While she starts out trying to help the human race, she doesn’t really understand why she has to. It’s interesting to note that Lara does not identify as a human being; she is an Amazon first and a Kryptonian second. But she feels herself to be stronger and better than humanity, and eventually convinces her father of this viewpoint. She treats the whole of the human race like objects; to her Earth is a toy and its inhabitants are like dolls or slaves. Supergirl, through her stubborn refusal to become an object like a human woman, dooms the human race. The book ends with her and Superman, the two most powerful characters in the story, watching Earth from space. He turns to her and says, “What exactly shall we do with our planet, Lara?” She is indeed an active taker; she has taken for herself and her father our entire world.
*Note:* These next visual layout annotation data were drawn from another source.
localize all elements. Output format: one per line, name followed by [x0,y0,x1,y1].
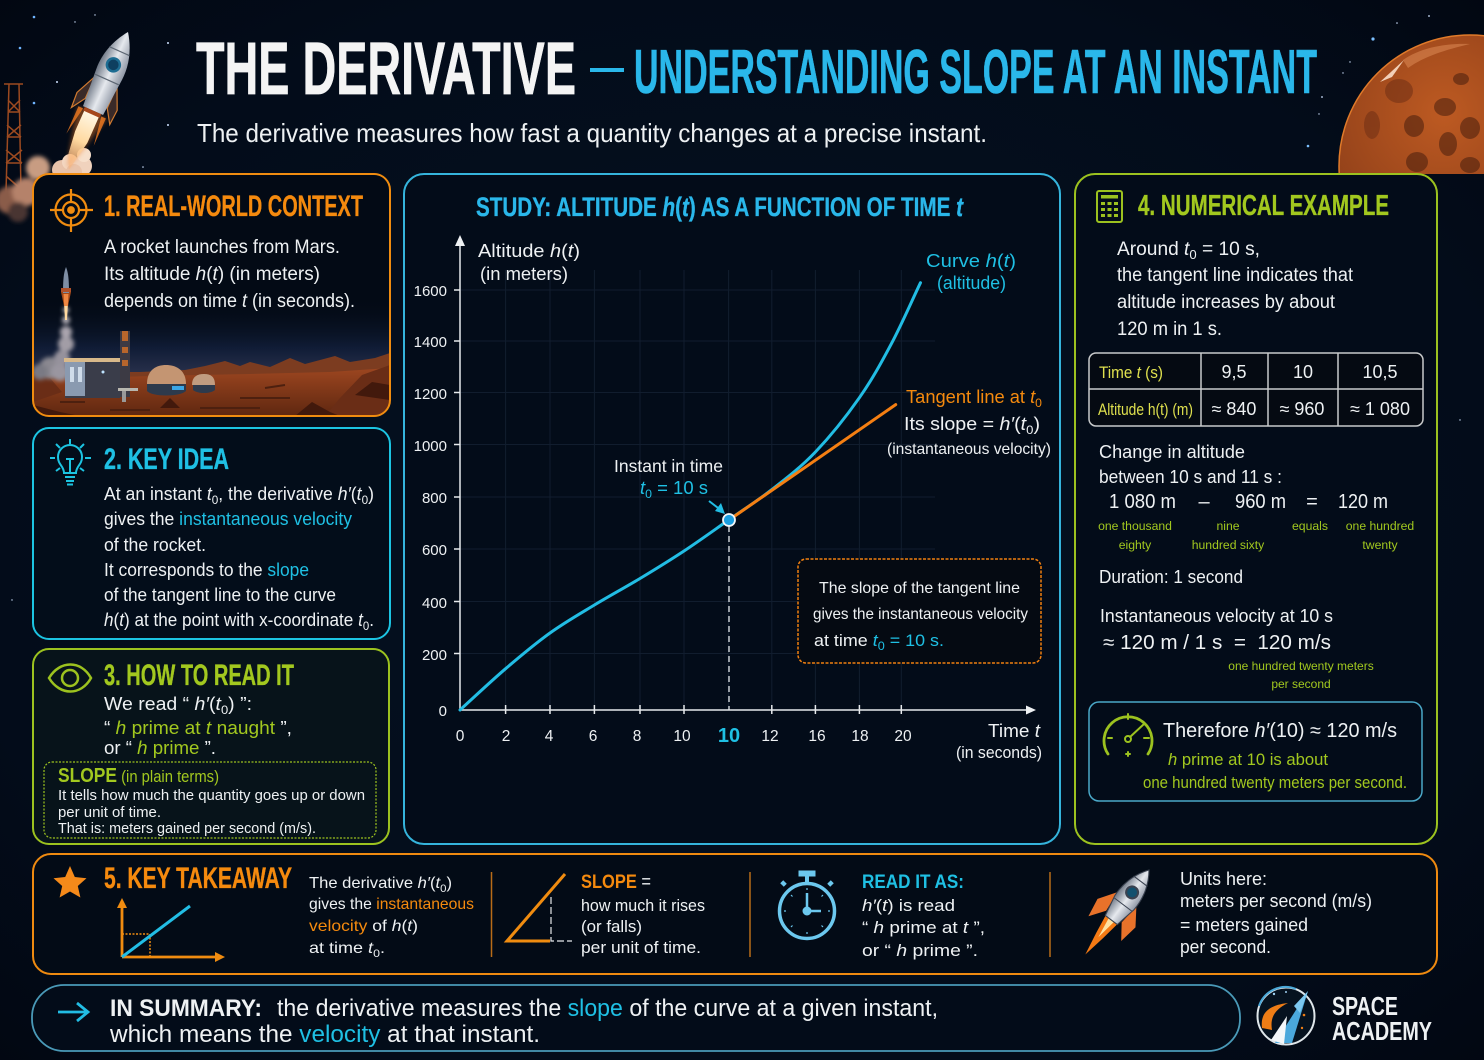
text: instantaneous velocity: one hundred twenty meters [1228,659,1374,673]
label: tangent line [887,387,1051,458]
text: change in altitude: between 10 s and 11 s : [1099,466,1282,487]
label: tangent line: Its slope = h′(t [904,414,1026,434]
y axis with ticks: 1000 [414,438,447,455]
callout: slope in plain terms [44,762,376,838]
illustration: rocket launching [47,23,148,178]
text: number readings: hundred sixty [1192,538,1265,552]
text: reading of h prime: ) ”: [228,694,252,714]
text: context description: A rocket launches from Mars. [104,236,340,258]
panel: 2. key idea [33,428,390,639]
text: summary: the derivative measures the slope of the curve at a given instant, [277,995,938,1022]
text: reading of h prime: “ h prime at t naught ”, [104,718,292,738]
line chart: altitude vs time [414,235,1051,762]
text: reading of h prime: We read “ h′(t [104,694,221,714]
y axis with ticks: 1200 [414,386,447,403]
text: summary: IN SUMMARY: [110,995,262,1022]
x axis with ticks: 18 [851,728,869,745]
text: logo name: SPACE [1332,991,1398,1021]
text: instantaneous velocity [1100,605,1374,691]
text: key idea description: . [369,610,374,630]
text: context description: depends on time t (in seconds). [104,290,355,312]
icon: logo badge [1258,987,1314,1044]
icon: star [54,866,86,898]
text: around t0 [1117,239,1354,340]
equation: altitude difference: – [1198,491,1210,513]
y axis with ticks [414,235,465,720]
title: THE DERIVATIVE [196,27,576,110]
label: instant in time: Instant in time [614,456,723,476]
axis label: time [956,721,1042,762]
x axis with ticks: 16 [808,728,826,745]
icon: stopwatch [780,871,834,938]
axis label: altitude: Altitude h(t) [478,241,580,261]
text: slope definition: SLOPE = [581,872,651,893]
label: tangent line: Tangent line at t [906,387,1035,407]
label: tangent line: (instantaneous velocity) [887,441,1051,458]
callout: slope of tangent: The slope of the tangent line [819,580,1020,597]
icon: light bulb [50,439,91,484]
text: key idea description: ) [368,484,374,504]
text: around t0: = 10 s, [1197,239,1260,260]
icon: target [50,189,93,232]
text: instantaneous velocity: Instantaneous velocity at 10 s [1100,605,1333,626]
panel: 4. numerical example [1075,174,1437,844]
label: instant in time: t [640,478,646,498]
text: number readings: nine [1216,519,1240,533]
text: key idea description: It corresponds to the slope [104,560,309,580]
illustration: Mars base landscape [32,267,390,416]
text: logo name [1332,991,1432,1046]
text: slope definition: (or falls) [581,918,642,936]
text: derivative summary: at time t [309,940,373,957]
text: slope definition: per unit of time. [581,939,701,957]
axis label: altitude [478,241,580,284]
callout: slope in plain terms: SLOPE (in plain terms) [58,765,219,787]
text: read it as: “ h prime at t ”, [862,918,985,937]
text: logo name: ACADEMY [1332,1016,1432,1046]
subtitle: The derivative measures how fast a quantity changes at a precise instant. [197,118,987,148]
icon: eye [49,664,91,692]
callout: slope in plain terms: That is: meters gained per second (m/s). [58,821,316,837]
icon: small tangent graph [117,898,225,962]
axis label: time: Time t [988,721,1041,741]
callout: slope of tangent: = 10 s. [885,631,944,650]
y axis with ticks: 600 [422,542,447,559]
panel: 5. key takeaway [33,854,1437,974]
table: time and altitude: 10,5 [1362,362,1398,382]
icon: speedometer [1104,714,1152,756]
text: units: meters per second (m/s) [1180,891,1372,911]
text: derivative summary: . [380,940,385,957]
curve h(t) [460,283,920,710]
text: units: = meters gained [1180,915,1308,935]
callout: therefore: Therefore h′(10) ≈ 120 m/s [1163,720,1397,742]
text: number readings: one thousand [1098,519,1172,533]
x axis with ticks: 6 [589,728,597,745]
text: key idea description: 0 [362,493,368,507]
x axis with ticks: 12 [761,728,779,745]
table: time and altitude: ≈ 960 [1280,399,1324,419]
heading: key takeaway: 5. KEY TAKEAWAY [104,862,292,895]
text: change in altitude: Change in altitude [1099,441,1245,462]
text: key idea description: h′(t [338,484,362,504]
x axis with ticks: 8 [633,728,641,745]
heading: numerical example: 4. NUMERICAL EXAMPLE [1138,190,1389,222]
text: number readings: twenty [1362,538,1399,552]
equation: altitude difference: = [1306,491,1318,513]
illustration: smoke cloud [0,148,92,222]
equation: altitude difference [1109,491,1388,513]
illustration: planet Mars [1338,34,1484,174]
heading: real-world context: 1. REAL-WORLD CONTEXT [104,190,363,223]
y axis with ticks: 1600 [414,283,447,300]
text: change in altitude [1099,441,1282,487]
text: derivative summary: 0 [440,883,446,895]
label: instant in time: = 10 s [652,478,708,498]
x axis with ticks [456,705,1036,747]
text: derivative summary: ) [446,875,452,892]
text: slope definition [581,872,705,957]
callout: therefore [1089,702,1422,801]
panel: 3. how to read it [33,649,389,844]
icon: calculator [1097,191,1122,222]
text: context description [104,236,355,312]
text: derivative summary: velocity of h(t) [309,918,418,935]
x axis with ticks: 4 [545,728,554,745]
callout: slope in plain terms: per unit of time. [58,805,161,821]
callout: slope of tangent: 0 [878,639,885,653]
text: around t0: altitude increases by about [1117,292,1336,313]
equation: altitude difference: 1 080 m [1109,491,1176,513]
text: instantaneous velocity: per second [1271,677,1331,691]
logo: space academy [1258,987,1432,1046]
x axis with ticks: 10 [673,728,691,745]
text: summary [109,995,938,1048]
text: key idea description: 0 [363,619,370,633]
panel: study chart [404,174,1060,844]
table: time and altitude: 10 [1293,362,1313,382]
label: instant in time [614,456,723,501]
text: units: per second. [1180,937,1271,957]
equation: altitude difference: 960 m [1235,491,1286,513]
label: curve h(t): Curve h(t) [926,251,1016,271]
text: derivative summary: The derivative h′(t [309,875,440,892]
illustration: launch tower [4,84,23,192]
table: time and altitude [1089,353,1423,426]
text: key idea description [104,484,374,633]
panel: in summary [32,985,1240,1051]
heading: key idea: 2. KEY IDEA [104,443,229,476]
heading: study: STUDY: ALTITUDE h(t) AS A FUNCTION OF TIME t [476,192,964,222]
y axis with ticks: 800 [422,490,447,507]
text: units [1180,869,1372,957]
y axis with ticks: 0 [439,703,447,720]
text: number readings: equals [1292,519,1328,533]
text: around t0: Around t [1117,239,1189,260]
x axis with ticks: 10 [718,725,740,747]
text: key idea description: gives the instantaneous velocity [104,509,352,529]
text: summary: which means the velocity at that instant. [109,1021,540,1048]
text: derivative summary: gives the instantaneous [309,896,474,913]
panel: 1. real-world context [32,174,390,416]
x axis with ticks: 0 [456,728,465,745]
table: time and altitude: Time t (s) [1099,363,1163,382]
text: key idea description: , the derivative [218,484,338,504]
text: units: Units here: [1180,869,1267,889]
text: around t0: 120 m in 1 s. [1117,319,1222,340]
y axis with ticks: 400 [422,595,447,612]
text: key idea description: At an instant t [104,484,212,504]
text: key idea description: 0 [212,493,219,507]
text: around t0: 0 [1189,247,1197,262]
point at t0 [723,514,735,526]
icon: arrow [58,1003,88,1021]
axis label: altitude: (in meters) [480,264,568,284]
title [196,27,1317,110]
callout: slope of tangent [798,559,1041,663]
icon: rocket [1066,856,1168,969]
text: context description: Its altitude h(t) (in meters) [104,263,320,285]
table: time and altitude: ≈ 1 080 [1350,399,1410,419]
y axis with ticks: 1400 [414,334,447,351]
text: around t0: the tangent line indicates that [1117,265,1354,286]
table: time and altitude: Altitude h(t) (m) [1098,400,1193,419]
callout: slope in plain terms: It tells how much the quantity goes up or down [58,788,365,804]
text: read it as: or “ h prime ”. [862,941,978,960]
callout: therefore: h prime at 10 is about [1168,750,1328,769]
text: duration: Duration: 1 second [1099,566,1243,587]
text: number readings: one hundred [1346,519,1414,533]
arrow to point [709,501,725,514]
text: number readings [1098,519,1414,552]
text: read it as [862,872,985,960]
label: curve h(t) [926,251,1016,293]
label: tangent line: 0 [1035,396,1042,410]
label: instant in time: 0 [645,487,652,501]
table: time and altitude: 9,5 [1221,362,1247,382]
text: instantaneous velocity: ≈ 120 m / 1 s = 120 m/s [1103,632,1331,654]
text: reading of h prime: 0 [221,703,229,717]
x axis with ticks: 20 [894,728,912,745]
label: tangent line: ) [1033,414,1040,434]
icon: slope triangle [507,874,572,941]
text: slope definition: how much it rises [581,897,705,915]
heading: how to read it: 3. HOW TO READ IT [104,659,294,692]
x axis with ticks: 2 [502,728,510,745]
text: key idea description: of the tangent line to the curve [104,585,336,605]
text: derivative summary [309,875,474,960]
callout: therefore: one hundred twenty meters per second. [1143,773,1407,792]
text: key idea description: h(t) at the point with x-coordinate t [104,610,365,630]
text: key idea description: of the rocket. [104,535,206,555]
text: reading of h prime: or “ h prime ”. [104,738,216,758]
text: read it as: READ IT AS: [862,872,964,893]
label: tangent line: 0 [1026,423,1034,437]
text: read it as: h′(t) is read [862,896,955,915]
label: curve h(t): (altitude) [937,273,1006,293]
table: time and altitude: ≈ 840 [1212,399,1256,419]
y axis with ticks: 200 [422,647,447,664]
axis label: time: (in seconds) [956,744,1042,762]
text: reading of h prime [104,694,292,758]
tangent line [729,405,896,520]
callout: slope of tangent: at time t [814,631,877,650]
text: number readings: eighty [1119,538,1152,552]
text: derivative summary: 0 [373,948,380,960]
equation: altitude difference: 120 m [1338,491,1388,513]
callout: slope of tangent: gives the instantaneous velocity [813,606,1028,623]
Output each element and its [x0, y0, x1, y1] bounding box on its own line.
The treatment of Robin, Catgirl, and Supergirl in Dark Knight Returns and Dark Knight Strikes Again is problematic because of the way these books are regarded as classics of the superhero genre. DKR in particular is one of the superhero books most often picked up by non-comics readers. Carrie Kelley and Lara Kent are nominally heroes, just like Superman and Batman are. Yet in the end they are only allowed to be sweet and feminine victims or evil and inhuman villains.
Frank Miller’s work has influenced nearly every Batman-related story published since. Along with several contemporaries, Miller introduced a darker, serious tone to comic books (often called the “grim and gritty” style) that unfortunately has led to many female characters being depowered, killed, or raped, often to further the storyline of the male hero. Miller's Girl Robin grew up to be sexualized, attacked, and nearly killed just for existing; in 2005 another female Robin was introduced, a girl named Stephanie Brown. Stephanie was shown in “sexy” poses as she was tortured to death with a power drill. If this is what happens to our heroes, what hope do regular young women have of achieving anything?